O novo comitê estaria subordinado ao Cofa, que continua com a mesma sigla, mas deixa de ser Comitê Orientador e se torna Conselho do Fundo Amazônia. Na proposta do governo, terá reuniões semestrais. "O comitê gestor irá acompanhar mais de perto o andamento dos projetos e o trabalho do BNDES ", explica Salles.

A proposta, na sua visão, "dá mais gestão" ao fundo. "Queremos ter estratégia clara do tipo de projeto [financiado] e o acompanhamento do desempenho destes projetos ao longo de sua execução".

O governo estaria em fase final de preparação de projeto para mitigar emissões de gases estufa com o Novo Banco de Desenvolvimento (NBD), dos países do Brics (Brasil, Rússia, Índia, China e África do Sul). Seriam US$ 500 milhões para gestão do lixo, diz Salles. "É recurso novo, independente. Não é Fundo Clima."
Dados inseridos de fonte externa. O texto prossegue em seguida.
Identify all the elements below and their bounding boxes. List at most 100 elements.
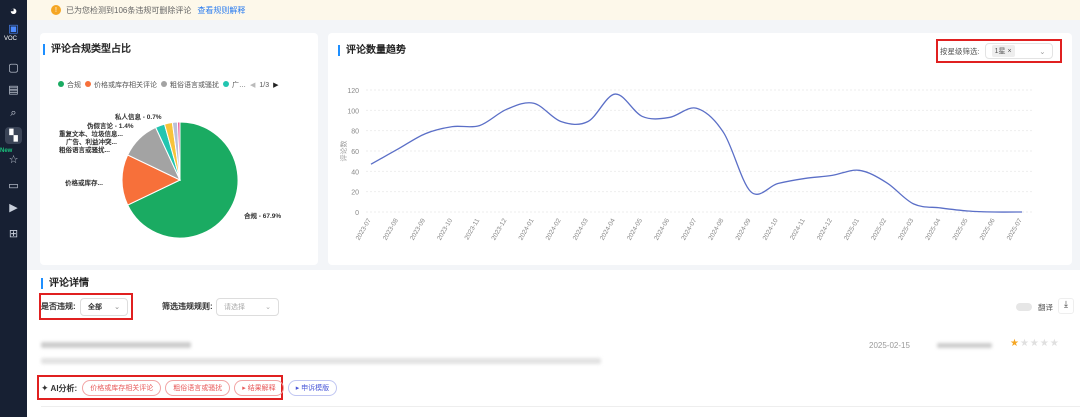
star-filter: 按星级筛选: 1星 × ⌄ bbox=[936, 39, 1062, 63]
x-tick-label: 2024-03 bbox=[572, 217, 590, 241]
pie-slice bbox=[121, 154, 182, 206]
pie-label: 重复文本、垃圾信息... bbox=[59, 131, 123, 138]
pie-label: 合规 - 67.9% bbox=[244, 213, 282, 220]
legend-page: 1/3 bbox=[259, 81, 270, 89]
legend-item[interactable]: 价格或库存相关评论 bbox=[85, 80, 157, 90]
x-tick-label: 2023-08 bbox=[382, 217, 400, 241]
violation-select[interactable]: 全部 ⌄ bbox=[80, 298, 128, 316]
pie-slice bbox=[176, 121, 181, 181]
x-tick-label: 2024-12 bbox=[816, 217, 834, 241]
pie-chart bbox=[121, 121, 239, 239]
banner-text: 已为您检测到106条违规可删除评论 bbox=[66, 5, 192, 15]
x-tick-label: 2025-01 bbox=[843, 217, 861, 241]
x-tick-label: 2025-02 bbox=[870, 217, 888, 241]
grid-icon[interactable]: ⊞ bbox=[8, 228, 19, 240]
ai-tag[interactable]: 粗俗语言或骚扰 bbox=[165, 380, 231, 396]
star-icon[interactable]: ☆ bbox=[8, 154, 19, 166]
x-tick-label: 2024-11 bbox=[789, 217, 807, 241]
y-tick-label: 100 bbox=[347, 108, 359, 115]
video-icon[interactable]: ▶ bbox=[9, 202, 18, 214]
y-tick-label: 80 bbox=[351, 129, 359, 136]
filter-tag: 1星 × bbox=[991, 45, 1015, 57]
x-tick-label: 2025-07 bbox=[1006, 217, 1024, 241]
reviewer-name-blurred bbox=[41, 342, 191, 348]
translate-label: 翻译 bbox=[1038, 303, 1053, 312]
x-tick-label: 2024-08 bbox=[707, 217, 725, 241]
y-axis-label: 评论数 bbox=[339, 141, 348, 162]
pie-card-title: 评论合规类型占比 bbox=[43, 44, 131, 55]
details-title: 评论详情 bbox=[41, 278, 89, 289]
sparkle-icon: ✦ bbox=[41, 382, 49, 393]
y-tick-label: 40 bbox=[351, 169, 359, 176]
star-filter-label: 按星级筛选: bbox=[940, 46, 980, 56]
x-tick-label: 2024-09 bbox=[734, 217, 752, 241]
review-meta-blurred bbox=[937, 343, 992, 348]
pie-slice bbox=[127, 121, 239, 239]
download-icon[interactable]: ⤓ bbox=[1058, 298, 1074, 314]
rule-select[interactable]: 请选择 ⌄ bbox=[216, 298, 279, 316]
legend-item[interactable]: 广… bbox=[223, 80, 246, 90]
x-tick-label: 2025-05 bbox=[951, 217, 969, 241]
voc-icon[interactable]: ▣ bbox=[8, 23, 19, 35]
x-tick-label: 2024-04 bbox=[599, 217, 617, 241]
y-tick-label: 0 bbox=[355, 210, 359, 217]
pie-label: 伪假言论 - 1.4% bbox=[87, 123, 134, 130]
ai-label: AI分析: bbox=[50, 383, 78, 393]
legend-item[interactable]: 合规 bbox=[58, 80, 81, 90]
x-tick-label: 2024-01 bbox=[517, 217, 535, 241]
trend-card: 评论数量趋势 按星级筛选: 1星 × ⌄ 0 20 40 60 80 100 120 评论数 2… bbox=[328, 33, 1072, 265]
pie-label: 广告、利益冲突... bbox=[66, 139, 117, 146]
x-tick-label: 2023-10 bbox=[436, 217, 454, 241]
appeal-template-button[interactable]: ▸ 申诉模版 bbox=[287, 380, 338, 396]
new-badge: New bbox=[0, 148, 13, 154]
ai-analysis-row: ✦ AI分析: 价格或库存相关评论 粗俗语言或骚扰 ▸ 结果解释 ▸ 申诉模版 bbox=[41, 380, 341, 396]
sidebar: ◕ ▣ VOC ▢ ▤ ⌕ ▚ New ☆ ▭ ▶ ⊞ bbox=[0, 0, 27, 417]
y-tick-label: 120 bbox=[347, 88, 359, 95]
pie-card: 评论合规类型占比 合规 价格或库存相关评论 粗俗语言或骚扰 广… ◀ 1/3 ▶… bbox=[40, 33, 318, 265]
x-tick-label: 2024-10 bbox=[762, 217, 780, 241]
x-tick-label: 2024-02 bbox=[545, 217, 563, 241]
legend-prev-icon[interactable]: ◀ bbox=[250, 82, 256, 89]
legend-next-icon[interactable]: ▶ bbox=[273, 82, 279, 89]
chevron-down-icon: ⌄ bbox=[1039, 46, 1046, 56]
divider bbox=[41, 406, 1080, 407]
x-tick-label: 2024-07 bbox=[680, 217, 698, 241]
series-line bbox=[370, 93, 1023, 213]
comment-details: 评论详情 是否违规: 全部 ⌄ 筛选违规规则: 请选择 ⌄ 翻译 ⤓ 2025-02… bbox=[27, 270, 1080, 417]
x-tick-label: 2023-07 bbox=[355, 217, 373, 241]
pie-label: 粗俗语言或骚扰... bbox=[59, 147, 110, 154]
legend-item[interactable]: 粗俗语言或骚扰 bbox=[161, 80, 219, 90]
line-chart: 0 20 40 60 80 100 120 评论数 2023-07 2023-08 2023-09 2… bbox=[339, 88, 1032, 242]
x-tick-label: 2025-06 bbox=[979, 217, 997, 241]
star-rating: ★★★★★ bbox=[1010, 338, 1060, 349]
doc-icon[interactable]: ▤ bbox=[8, 84, 19, 96]
x-tick-label: 2023-11 bbox=[463, 217, 481, 241]
chevron-down-icon: ⌄ bbox=[265, 304, 271, 311]
store-icon[interactable]: ▚ bbox=[5, 127, 22, 144]
logo-icon: ◕ bbox=[9, 3, 18, 18]
highlight-box bbox=[39, 293, 133, 320]
search-icon[interactable]: ⌕ bbox=[10, 107, 17, 119]
violation-banner: ! 已为您检测到106条违规可删除评论 查看规则解释 bbox=[27, 0, 1080, 20]
brand-label: VOC bbox=[4, 36, 18, 42]
result-explain-button[interactable]: ▸ 结果解释 bbox=[234, 380, 284, 396]
review-text-blurred bbox=[41, 358, 601, 364]
y-tick-label: 60 bbox=[351, 149, 359, 156]
x-tick-label: 2023-09 bbox=[409, 217, 427, 241]
violation-label: 是否违规: bbox=[41, 302, 76, 311]
review-date: 2025-02-15 bbox=[869, 341, 910, 350]
rule-label: 筛选违规规则: bbox=[162, 302, 213, 311]
chevron-down-icon: ⌄ bbox=[114, 304, 120, 311]
chat-icon[interactable]: ▢ bbox=[8, 62, 19, 74]
remove-tag-icon[interactable]: × bbox=[1007, 48, 1012, 55]
star-filter-select[interactable]: 1星 × ⌄ bbox=[984, 43, 1053, 59]
message-icon[interactable]: ▭ bbox=[8, 180, 19, 192]
rule-explain-link[interactable]: 查看规则解释 bbox=[197, 5, 246, 15]
x-tick-label: 2024-06 bbox=[653, 217, 671, 241]
x-tick-label: 2025-03 bbox=[897, 217, 915, 241]
x-tick-label: 2023-12 bbox=[490, 217, 508, 241]
ai-tag[interactable]: 价格或库存相关评论 bbox=[82, 380, 162, 396]
translate-toggle[interactable] bbox=[1016, 303, 1032, 311]
x-tick-label: 2024-05 bbox=[626, 217, 644, 241]
y-tick-label: 20 bbox=[351, 190, 359, 197]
Segundo fonte do Banco do Brics ouvida pelo Valor, os termos do empréstimo serão discutidos nas próximas semanas. O representante brasileiro na diretoria do NDB é o secretário de Comércio Exterior do Ministério da Economia, Marcos Troyjo, que deve advogar pela aprovação do empréstimo.

A fonte do Banco dos Brics explica que o tomador do empréstimo junto ao NDB é o MMA que, a princípio, deve aportar o dinheiro no Fundo Clima, gerido pelo Banco Nacional de Desenvolvimento Econômico e Social (BNDES). O formato foi confirmado ao Valor pelo titular da Secretaria de Assuntos Internacionais do Ministério da Economia (SAIN), Erivaldo Gomes, responsável do governo pela aprovação de financiamentos externos.

Segundo a fonte, o empréstimo de US$ 500 milhões terá a garantia do Tesouro Nacional, o que permite um juro anual entre 0,65% e 1,35% acrescido da taxa Libor, o que aumenta de acordo com o tempo de repagamento, de oito a 19 anos.